Re: [PATCH 2/4]: powerpc/cell spidernet low watermark patch.

From: Linas Vepstas
Date: Fri Aug 18 2006 - 18:43:52 EST

On Fri, Aug 18, 2006 at 02:25:13PM -0700, David Miller wrote:
> From: linas@xxxxxxxxxxxxxx (Linas Vepstas)
> Date: Fri, 18 Aug 2006 14:23:56 -0500
> > On Thu, Aug 17, 2006 at 01:43:40AM +0200, Benjamin Herrenschmidt wrote:
> > >
> > > Sounds good (without actually looking at the code though :), that was a
> > > long required improvement to that driver. Also, we should probably look
> > > into using NAPI polling for tx completion queue as well, no ?
> >
> > Just for a lark, I tried using NAPI polling, while disabling all TX
> > interrupts. Performance was a disaster: 8Mbits/sec, fom which I conclude
> > that the tcp ack packets do not flow back fast enough to allw reliance
> > on NAPI polling for transmit.
> The idea is to use NAPI polling with TX interrupts disabled.

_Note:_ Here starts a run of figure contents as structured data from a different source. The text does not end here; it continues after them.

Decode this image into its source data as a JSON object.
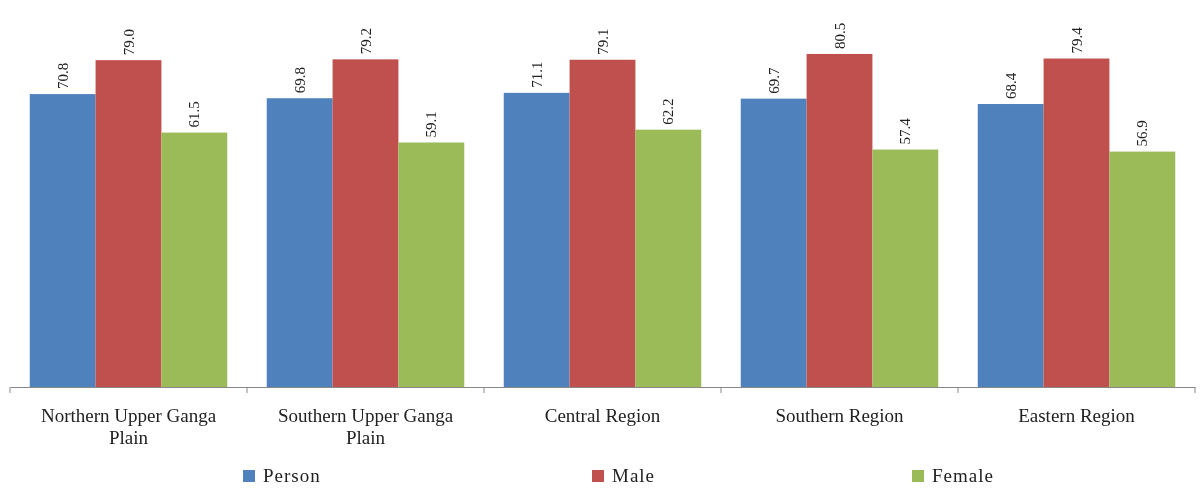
{
  "chart_data": {
    "type": "bar",
    "categories": [
      "Northern Upper Ganga Plain",
      "Southern Upper Ganga Plain",
      "Central Region",
      "Southern Region",
      "Eastern Region"
    ],
    "series": [
      {
        "name": "Person",
        "color": "#4f81bd",
        "values": [
          70.8,
          69.8,
          71.1,
          69.7,
          68.4
        ],
        "value_labels": [
          "70.8",
          "69.8",
          "71.1",
          "69.7",
          "68.4"
        ]
      },
      {
        "name": "Male",
        "color": "#c0504d",
        "values": [
          79.0,
          79.2,
          79.1,
          80.5,
          79.4
        ],
        "value_labels": [
          "79.0",
          "79.2",
          "79.1",
          "80.5",
          "79.4"
        ]
      },
      {
        "name": "Female",
        "color": "#9bbb59",
        "values": [
          61.5,
          59.1,
          62.2,
          57.4,
          56.9
        ],
        "value_labels": [
          "61.5",
          "59.1",
          "62.2",
          "57.4",
          "56.9"
        ]
      }
    ],
    "legend": "bottom",
    "tick_labels": "x"
  }
}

The idea of a low-watermark mark interrupt is that there are *zero*
interrupts, as long as the kernel keeps feeding packets to the device.

In my last email to you, I attached a real-life vmstat trace
showing exactly zero interrupts over a two minute period.

However, the zero-interrupt scenario only occurs if the kernel
is actually feeding packets to the driver. If the socket beffers
are small, then the app blocks, the kernel is idle, and there
are not enough tcp ack packets coming back the other way to
actually get the NAPI polling to keep the adapter fed.

> We're not saying to use the RX interrupt as the trigger for
> RX and TX work. Rather, either of RX or TX interrupt will
> schedule the NAPI poll.

And, for a lark, this is exactly what I did. Just to see.
Because there are so few ack packets, there are very few
RX interrupts -- not enough to get NAPI to actually keep
the device busy.

I'm somewhat disoriened from this conversation. Its presumably
clear that low-watermark mechanisms are superior to NAPI.
>From what I gather, NAPI was invented to deal with cheap
or low-function hardware; it adds nothing to this particular
situation. Why are we talking about this?